The fees regime is the sort of burden on future taxpayers that has recently become so unpopular in public sector pensions
Should we be grateful for the postgraduate loans system announced in the chancellor’s Autumn Statement? Well, yes – but only up to a point.
The withdrawal of postgraduate funding has been catastrophic for aspiring postgraduates from the UK and elsewhere in the European Union. It is good to have something in its place. The new measure explicitly recognises the impact of postgraduate qualifications on employability and lifetime earnings.
But by restricting postgraduate loans to the under-30s, the government continues its puzzling, piecemeal approach to education funding. Many postgraduate subjects require people to demonstrate some experience. For example, about half of postgraduates in the art and design sector are aged over 30. So, once again, we have a policy that does not respond to the sector’s needs. It is probably just a crude way to cap postgraduate funding. It is also an incentive for young people to stay in education until the labour market picks up. And that appears to be all the thought that has gone into it.
The government is capable of grown-up, end-to-end policymaking. It has even achieved this with its aggressive focus on science, technology, engineering and mathematics. For all its over-assertiveness, the focus on STEM subjects is obviously designed as part of a policy to rebuild Britain’s industrial base. It takes one group of disciplines all the way from 12+ to well-resourced research universities, or to apprenticeships and jobs.
It is not perfect, wreaking collateral damage on the arts and humanities. You wonder where the government imagines industrial designers will come from if arts aren’t taught at school. Nevertheless, you can see the point it is aiming for. But that isn’t true of the wider policy landscape.
We will all have found some favourite passage in last month’s Higher Education Commission report, Too Good to Fail: The Financial Sustainability of Higher Education in England, and its genteel lambasting of the economic illiteracy of the current higher education funding system. Overall, the fees regime, with its 30-year horizon for loan defaults, is the sort of enormous burden on future taxpayers that has recently become so unpopular in public sector pensions.

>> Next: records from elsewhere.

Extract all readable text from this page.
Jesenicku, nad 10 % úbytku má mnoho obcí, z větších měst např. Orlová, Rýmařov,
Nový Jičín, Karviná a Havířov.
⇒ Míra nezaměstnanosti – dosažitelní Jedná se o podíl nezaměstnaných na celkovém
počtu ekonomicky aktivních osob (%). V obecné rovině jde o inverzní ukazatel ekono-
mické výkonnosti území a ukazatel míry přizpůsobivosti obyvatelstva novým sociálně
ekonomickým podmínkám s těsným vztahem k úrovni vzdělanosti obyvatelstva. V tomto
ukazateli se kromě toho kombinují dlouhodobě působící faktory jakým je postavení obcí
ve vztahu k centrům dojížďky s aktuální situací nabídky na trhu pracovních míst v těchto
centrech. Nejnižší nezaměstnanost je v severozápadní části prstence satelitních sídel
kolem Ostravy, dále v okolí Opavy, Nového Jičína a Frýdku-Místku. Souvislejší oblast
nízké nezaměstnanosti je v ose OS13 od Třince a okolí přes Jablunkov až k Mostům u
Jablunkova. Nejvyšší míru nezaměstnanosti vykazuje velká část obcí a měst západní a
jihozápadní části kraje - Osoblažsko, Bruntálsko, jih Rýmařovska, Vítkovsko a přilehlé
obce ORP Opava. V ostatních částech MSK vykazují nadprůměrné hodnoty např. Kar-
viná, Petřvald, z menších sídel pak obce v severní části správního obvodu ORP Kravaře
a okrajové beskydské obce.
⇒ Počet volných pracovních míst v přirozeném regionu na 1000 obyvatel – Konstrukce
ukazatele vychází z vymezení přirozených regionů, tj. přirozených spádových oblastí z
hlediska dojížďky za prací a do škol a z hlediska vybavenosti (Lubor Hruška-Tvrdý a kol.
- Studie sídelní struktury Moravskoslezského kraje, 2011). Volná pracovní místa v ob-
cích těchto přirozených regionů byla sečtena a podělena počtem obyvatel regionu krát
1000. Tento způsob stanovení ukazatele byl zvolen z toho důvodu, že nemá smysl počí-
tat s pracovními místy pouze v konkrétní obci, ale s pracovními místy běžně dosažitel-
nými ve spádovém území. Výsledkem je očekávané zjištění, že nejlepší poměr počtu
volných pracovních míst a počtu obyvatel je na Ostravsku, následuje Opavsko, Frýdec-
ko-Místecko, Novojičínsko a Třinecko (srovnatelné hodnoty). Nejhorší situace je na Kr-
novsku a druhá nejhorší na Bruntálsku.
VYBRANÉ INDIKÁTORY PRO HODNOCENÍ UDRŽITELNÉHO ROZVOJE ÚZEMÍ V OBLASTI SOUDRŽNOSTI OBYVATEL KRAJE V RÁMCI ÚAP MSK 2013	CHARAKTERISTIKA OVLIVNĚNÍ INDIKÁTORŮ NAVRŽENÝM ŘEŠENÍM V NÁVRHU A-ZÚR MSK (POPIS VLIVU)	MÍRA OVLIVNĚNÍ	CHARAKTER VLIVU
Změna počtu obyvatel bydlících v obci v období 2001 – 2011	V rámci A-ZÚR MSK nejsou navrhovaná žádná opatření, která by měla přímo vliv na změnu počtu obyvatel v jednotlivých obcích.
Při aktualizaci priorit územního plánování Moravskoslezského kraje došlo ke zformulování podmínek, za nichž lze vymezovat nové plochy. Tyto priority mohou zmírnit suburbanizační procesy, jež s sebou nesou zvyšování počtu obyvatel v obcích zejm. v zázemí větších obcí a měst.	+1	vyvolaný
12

But, unlike STEM, the current fees regime does not achieve a major policy objective. As with the postgraduate loan measure, it is but one possible answer to a problem – the need to balance access by ever more young people against society’s willingness to pay for them all to study.
Consciously or unconsciously – and I like to believe it is the latter – student fees are a sleight of hand practised on the taxpayer and intended to obscure the real cost of expanding education under the illusion of a market.
The lack of coherent policymaking has created a series of funding gaps. What to make of the fact that further education funding for those over the age of 19 has been replaced with loans? This surely deters a large tranche of potential mature students, despite the known employability (and hence tax) benefits of a well-chosen further education course.
And at what point will the forthcoming 17.5 per cent cut to further education for under-19s shrink a key component of our educational pipeline? And, more particularly, dent a vital part of our widening participation strategy?
Or the fees cap. Is it a passive-aggressive incentive for universities to develop third stream revenue? Or a handy way of forcing universities to lobby in favour of increasing fees, thereby doing the dirty work for the government?
Responding to the HEC report in Times Higher Education, Nick Hillman, director of the Higher Education Policy Institute, asked us to believe that the funding model we have could prove better than the alternatives: “It is not perfect, but it does deliver well-funded universities with lots of places.”
Yet it costs the University of the Arts London much more to educate undergraduates than fees provide. Even if Hillman is right, well-funded undergraduate places are pointless if students start ill-equipped and finish with nowhere to go. Policymaking must be viewed as a whole, not through the lens of self-interest. The weakness of government education policy is that the different bits do not connect up.
In business terms, this is a strange way to resource the talent supply chain into employment or research. In education terms, it all looks rather more like politics than policy.